Os produtos do chamado complexo soja – grãos, óleo e farelo, entre outros – renderam ao país mais de 35 bilhões de dólares em exportações, apenas em 2020. Em resumo, a mais bem sucedida commodity nacional se tornou fundamental para a economia brasileira.

Fazendo uma comparação ao futebol, daria para dizer que a sojicultura nacional funciona como um time muito bem preparado, repleto de craques e pra lá de eficiente. Portanto, qualquer mudança técnica ou tática pode resultar em perda de rendimento.

No caso da soja, a ferrugem asiática – principal doença da cultura, ainda representa uma ameaça real, capaz de levar a perdas de até 100% das lavouras. Para se ter ideia da gravidade do problema, desde que foi identificada no Brasil em 2001, a ferrugem já causou prejuízos superiores a 10 bilhões de dólares. 

Vencer a ferrugem requer protocolos

O desenvolvimento e o emprego de tecnologias no campo conseguiram conter o avanço da ferrugem pelo Brasil.  Mas não foi fácil. Por conta da agressividade da doença e sua facilidade de dispersão, não é possível fazer o controle com um único método. Foi preciso elaborar e adotar um conjunto de ações, que tem dado ótimos resultados tanto para saúde das lavouras quanto do sistema produtivo. 

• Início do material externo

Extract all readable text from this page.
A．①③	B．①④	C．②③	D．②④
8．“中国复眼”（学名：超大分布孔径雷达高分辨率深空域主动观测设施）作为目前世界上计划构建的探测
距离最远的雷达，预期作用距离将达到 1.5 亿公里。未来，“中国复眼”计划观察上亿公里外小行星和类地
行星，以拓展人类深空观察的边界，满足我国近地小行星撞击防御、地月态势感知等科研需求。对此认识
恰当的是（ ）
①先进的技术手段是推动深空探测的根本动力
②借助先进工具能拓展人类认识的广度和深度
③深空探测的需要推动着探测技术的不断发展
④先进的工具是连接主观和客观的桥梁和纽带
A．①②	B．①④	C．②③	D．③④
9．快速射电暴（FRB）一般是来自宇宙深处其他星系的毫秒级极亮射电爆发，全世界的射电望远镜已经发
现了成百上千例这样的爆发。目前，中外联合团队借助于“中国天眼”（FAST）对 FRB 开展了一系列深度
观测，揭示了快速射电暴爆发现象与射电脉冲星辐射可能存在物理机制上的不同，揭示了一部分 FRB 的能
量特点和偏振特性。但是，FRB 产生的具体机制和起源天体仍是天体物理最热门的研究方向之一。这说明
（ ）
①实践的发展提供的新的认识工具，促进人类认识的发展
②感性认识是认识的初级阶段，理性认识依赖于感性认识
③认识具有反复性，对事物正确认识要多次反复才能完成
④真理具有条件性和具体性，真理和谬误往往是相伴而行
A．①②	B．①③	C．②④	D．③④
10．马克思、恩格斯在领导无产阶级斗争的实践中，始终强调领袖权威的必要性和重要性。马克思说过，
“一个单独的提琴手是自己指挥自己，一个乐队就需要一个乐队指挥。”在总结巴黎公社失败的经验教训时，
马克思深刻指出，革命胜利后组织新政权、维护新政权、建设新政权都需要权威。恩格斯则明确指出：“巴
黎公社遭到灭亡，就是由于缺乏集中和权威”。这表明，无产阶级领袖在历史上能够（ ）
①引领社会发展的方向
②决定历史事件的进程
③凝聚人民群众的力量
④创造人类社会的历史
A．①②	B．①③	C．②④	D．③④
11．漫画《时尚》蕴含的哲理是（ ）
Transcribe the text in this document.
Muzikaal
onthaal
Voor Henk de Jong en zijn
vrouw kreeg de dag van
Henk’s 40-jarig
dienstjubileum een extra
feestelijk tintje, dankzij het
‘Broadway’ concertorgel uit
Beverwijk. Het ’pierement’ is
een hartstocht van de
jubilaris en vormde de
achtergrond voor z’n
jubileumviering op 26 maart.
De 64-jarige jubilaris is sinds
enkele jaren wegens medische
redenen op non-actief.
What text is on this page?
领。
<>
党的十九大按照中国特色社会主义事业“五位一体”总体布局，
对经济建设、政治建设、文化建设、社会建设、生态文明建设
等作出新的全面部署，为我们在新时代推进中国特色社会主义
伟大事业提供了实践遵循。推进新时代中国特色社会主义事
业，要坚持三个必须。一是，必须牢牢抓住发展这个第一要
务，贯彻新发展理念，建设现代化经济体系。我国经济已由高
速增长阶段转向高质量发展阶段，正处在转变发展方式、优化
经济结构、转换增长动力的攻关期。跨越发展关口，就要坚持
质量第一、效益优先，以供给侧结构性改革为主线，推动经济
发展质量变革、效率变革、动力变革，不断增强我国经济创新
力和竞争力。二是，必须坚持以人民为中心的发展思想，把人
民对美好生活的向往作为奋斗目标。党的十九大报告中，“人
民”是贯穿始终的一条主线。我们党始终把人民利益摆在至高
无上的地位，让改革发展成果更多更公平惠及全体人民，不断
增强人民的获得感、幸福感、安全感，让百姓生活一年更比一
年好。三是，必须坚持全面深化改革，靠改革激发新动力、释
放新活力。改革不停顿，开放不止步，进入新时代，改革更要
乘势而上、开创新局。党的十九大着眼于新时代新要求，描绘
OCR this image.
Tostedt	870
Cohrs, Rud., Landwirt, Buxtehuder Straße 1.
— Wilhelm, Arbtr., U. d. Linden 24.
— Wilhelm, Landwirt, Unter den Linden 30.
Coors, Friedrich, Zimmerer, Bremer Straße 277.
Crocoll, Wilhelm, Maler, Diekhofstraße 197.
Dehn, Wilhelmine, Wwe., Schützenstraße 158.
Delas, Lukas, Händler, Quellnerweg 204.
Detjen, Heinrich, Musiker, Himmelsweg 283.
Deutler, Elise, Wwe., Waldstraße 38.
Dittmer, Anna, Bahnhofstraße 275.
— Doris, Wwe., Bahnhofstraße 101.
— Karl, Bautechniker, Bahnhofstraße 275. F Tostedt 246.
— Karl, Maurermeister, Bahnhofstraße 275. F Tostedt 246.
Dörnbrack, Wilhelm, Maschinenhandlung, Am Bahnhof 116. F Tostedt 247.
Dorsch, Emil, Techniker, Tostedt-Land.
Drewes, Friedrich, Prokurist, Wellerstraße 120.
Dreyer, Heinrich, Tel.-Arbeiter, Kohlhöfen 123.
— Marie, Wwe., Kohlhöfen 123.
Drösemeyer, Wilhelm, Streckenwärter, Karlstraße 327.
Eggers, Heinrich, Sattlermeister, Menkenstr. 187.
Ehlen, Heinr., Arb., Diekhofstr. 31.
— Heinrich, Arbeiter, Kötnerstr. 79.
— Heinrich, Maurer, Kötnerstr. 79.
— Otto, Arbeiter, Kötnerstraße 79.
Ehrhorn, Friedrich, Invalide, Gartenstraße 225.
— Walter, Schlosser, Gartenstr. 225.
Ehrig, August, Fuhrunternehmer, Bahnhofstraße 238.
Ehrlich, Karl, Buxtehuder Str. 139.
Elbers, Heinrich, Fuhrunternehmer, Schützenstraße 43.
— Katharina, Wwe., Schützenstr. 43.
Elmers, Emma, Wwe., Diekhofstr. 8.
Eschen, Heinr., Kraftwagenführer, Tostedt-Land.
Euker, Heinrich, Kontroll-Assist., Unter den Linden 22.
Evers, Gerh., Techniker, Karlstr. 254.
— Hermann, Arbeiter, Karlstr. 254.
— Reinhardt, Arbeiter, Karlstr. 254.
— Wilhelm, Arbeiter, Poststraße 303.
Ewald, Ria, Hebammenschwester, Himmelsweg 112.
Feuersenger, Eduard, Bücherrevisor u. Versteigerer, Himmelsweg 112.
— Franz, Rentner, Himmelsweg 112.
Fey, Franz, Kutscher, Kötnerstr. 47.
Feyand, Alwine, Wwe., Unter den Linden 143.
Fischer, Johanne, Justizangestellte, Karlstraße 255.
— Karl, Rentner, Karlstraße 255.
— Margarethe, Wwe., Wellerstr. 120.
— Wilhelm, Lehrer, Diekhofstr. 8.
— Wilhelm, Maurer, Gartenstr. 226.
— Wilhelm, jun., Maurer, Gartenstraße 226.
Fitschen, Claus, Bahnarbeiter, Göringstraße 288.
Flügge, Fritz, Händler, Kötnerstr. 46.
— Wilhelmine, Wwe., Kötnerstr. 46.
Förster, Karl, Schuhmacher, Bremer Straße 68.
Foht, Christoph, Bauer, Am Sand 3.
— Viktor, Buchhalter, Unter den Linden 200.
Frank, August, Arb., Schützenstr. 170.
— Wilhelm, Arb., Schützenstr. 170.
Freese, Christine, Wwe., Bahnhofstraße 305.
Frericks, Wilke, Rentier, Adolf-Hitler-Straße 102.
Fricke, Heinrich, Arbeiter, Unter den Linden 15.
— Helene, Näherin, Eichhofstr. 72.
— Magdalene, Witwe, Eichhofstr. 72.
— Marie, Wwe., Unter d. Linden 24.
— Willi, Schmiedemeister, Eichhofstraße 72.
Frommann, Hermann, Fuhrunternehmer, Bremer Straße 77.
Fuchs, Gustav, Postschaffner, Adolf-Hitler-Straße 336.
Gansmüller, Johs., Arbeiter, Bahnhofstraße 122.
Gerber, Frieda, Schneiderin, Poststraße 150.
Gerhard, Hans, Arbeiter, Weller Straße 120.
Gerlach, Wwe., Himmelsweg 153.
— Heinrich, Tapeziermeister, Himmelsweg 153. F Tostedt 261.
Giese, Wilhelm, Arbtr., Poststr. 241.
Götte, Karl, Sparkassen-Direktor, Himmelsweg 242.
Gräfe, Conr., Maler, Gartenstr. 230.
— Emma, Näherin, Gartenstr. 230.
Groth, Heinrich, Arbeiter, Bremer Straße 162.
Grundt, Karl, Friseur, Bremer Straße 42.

O pacote tecnológico inclui o manejo integrado, que incluiu o monitoramento das lavouras para detectar a presença do fungo e o momento correto de se fazer o controle; o uso de defensivos com alternância de modos de ação; emprego de variedades de ciclo curto e o vazio sanitário, um período em que não se pode ter soja no campo. A medida é fundamental para interromper o ciclo de vida do fungo causador da ferrugem que precisa das plantas de soja para sobreviver. O vazio elimina a chamada ponte verde que leva o fungo de uma safra a outra.

Por conta disso, o Brasil instituiu um calendário estabelecendo os períodos ideais de semeadura, de acordo com o clima de cada região, o que assegura boas colheitas e ainda possibilita a implantação do vazio. É consenso entre os pesquisadores que, para evitar a disseminação da ferrugem e manter a produção nos níveis atuais, é preciso seguir o calendário.

À revelia

Apesar das evidências científicas e dos resultados obtidos até aqui, em setembro de 2021, o Ministério da Agricultura decidiu mudar as regras do jogo, permitindo a semeadura até fevereiro.  

A decisão causou grande preocupação entre a comunidade científica, pois coloca em xeque a sustentabilidade do sistema brasileiro de produção da soja. Até mesmo a Embrapa, que sempre respaldou as recomendações do MAPA, discorda da medida. 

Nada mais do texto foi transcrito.